Some courts, including the Fifth Circuit in the underlying opinion in Henry Schein, concluded that, courts, and not arbitrators, should be able to determine whether an arbitration agreement applies to a particular dispute when the basis for such potential application appears "wholly groundless." The Supreme Court reversed the decision of the Fifth Circuit, confirming that it is not the role of the courts to weigh in on whether arguments pertaining to the application of an arbitration clause seem meritless, when the parties have delegated gateway issues of arbitrability to an arbitrator. The Court explained: "Just as a court may not decide a merits question that the parties have delegated to an arbitrator, a court may not decide an arbitrability question that the parties have delegated to an arbitrator."
The Court's decision in Henry Schein follows a line of relatively recent decisions in which the Court has taken a broad view of the Federal Arbitration Act. For example, in Epic Systems Corp. v. Lewis, the Court upheld the enforceability of individualized arbitration agreements between employees and employers, holding that class waivers in employment agreements were permissible and did not violate the National Labor Relations Act.

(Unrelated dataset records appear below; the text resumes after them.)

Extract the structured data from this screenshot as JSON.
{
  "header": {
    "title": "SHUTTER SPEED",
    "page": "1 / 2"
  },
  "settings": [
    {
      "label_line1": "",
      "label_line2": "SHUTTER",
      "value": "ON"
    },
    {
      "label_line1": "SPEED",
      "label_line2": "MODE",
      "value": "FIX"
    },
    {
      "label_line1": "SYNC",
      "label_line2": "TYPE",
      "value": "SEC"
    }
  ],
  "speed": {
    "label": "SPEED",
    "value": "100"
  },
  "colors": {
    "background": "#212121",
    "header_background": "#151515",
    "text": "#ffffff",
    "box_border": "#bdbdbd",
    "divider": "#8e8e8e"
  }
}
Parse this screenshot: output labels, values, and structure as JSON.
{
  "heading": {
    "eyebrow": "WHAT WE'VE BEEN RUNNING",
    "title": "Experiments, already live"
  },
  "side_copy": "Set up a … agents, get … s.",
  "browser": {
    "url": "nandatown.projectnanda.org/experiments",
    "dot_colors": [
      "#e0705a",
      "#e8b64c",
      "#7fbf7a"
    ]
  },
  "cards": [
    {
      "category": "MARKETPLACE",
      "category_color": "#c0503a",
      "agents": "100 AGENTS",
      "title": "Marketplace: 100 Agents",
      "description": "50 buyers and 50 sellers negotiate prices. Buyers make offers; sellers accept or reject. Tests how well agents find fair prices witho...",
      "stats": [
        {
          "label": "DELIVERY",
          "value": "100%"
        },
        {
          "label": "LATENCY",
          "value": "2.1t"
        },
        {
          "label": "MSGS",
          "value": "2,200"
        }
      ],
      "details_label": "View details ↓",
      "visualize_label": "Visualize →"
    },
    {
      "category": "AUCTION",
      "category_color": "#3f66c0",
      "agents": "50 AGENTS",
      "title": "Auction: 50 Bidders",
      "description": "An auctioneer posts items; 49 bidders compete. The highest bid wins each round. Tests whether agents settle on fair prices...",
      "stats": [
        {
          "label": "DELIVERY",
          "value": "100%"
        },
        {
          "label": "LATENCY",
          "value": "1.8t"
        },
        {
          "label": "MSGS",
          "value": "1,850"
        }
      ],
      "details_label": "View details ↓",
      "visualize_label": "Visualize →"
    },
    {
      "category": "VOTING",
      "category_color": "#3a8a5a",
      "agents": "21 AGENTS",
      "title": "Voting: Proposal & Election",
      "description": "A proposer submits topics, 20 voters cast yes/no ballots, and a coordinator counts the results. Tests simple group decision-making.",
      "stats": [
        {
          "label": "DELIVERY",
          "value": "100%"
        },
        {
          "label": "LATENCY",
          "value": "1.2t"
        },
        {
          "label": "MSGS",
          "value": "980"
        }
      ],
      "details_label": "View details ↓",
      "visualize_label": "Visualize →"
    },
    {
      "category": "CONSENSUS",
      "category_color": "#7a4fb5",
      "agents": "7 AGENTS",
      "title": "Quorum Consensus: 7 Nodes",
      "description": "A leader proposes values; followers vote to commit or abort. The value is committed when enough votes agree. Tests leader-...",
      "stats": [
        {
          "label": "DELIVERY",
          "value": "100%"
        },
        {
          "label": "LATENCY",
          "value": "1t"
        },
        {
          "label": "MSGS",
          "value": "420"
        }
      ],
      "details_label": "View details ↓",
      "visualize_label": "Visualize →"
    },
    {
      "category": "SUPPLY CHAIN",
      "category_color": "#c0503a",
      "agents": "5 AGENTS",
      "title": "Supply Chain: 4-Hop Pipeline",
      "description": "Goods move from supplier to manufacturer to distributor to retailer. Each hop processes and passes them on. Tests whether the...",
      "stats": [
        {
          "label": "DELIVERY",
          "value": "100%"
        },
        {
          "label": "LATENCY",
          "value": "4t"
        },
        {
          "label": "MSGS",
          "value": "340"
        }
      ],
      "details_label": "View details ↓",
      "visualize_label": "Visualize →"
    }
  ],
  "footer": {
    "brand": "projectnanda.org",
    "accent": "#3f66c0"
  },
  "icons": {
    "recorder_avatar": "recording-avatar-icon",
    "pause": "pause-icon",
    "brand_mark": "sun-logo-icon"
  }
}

This year, the Court is expected to issue another decision regarding arbitration, specifically regarding class arbitration. On October 9, 2018, the Court heard oral argument in Lamps Plus Inc. v. Varela. The district court and Ninth Circuit construed ambiguous arbitration language against the drafter, concluding that under state law principles, the agreement permitted class arbitration, even though the arbitration agreement did not expressly address class issues. While the Henry Schein decision was a unanimous decision, the Lamps Plus case will likely result in a split decision of the Supreme Court.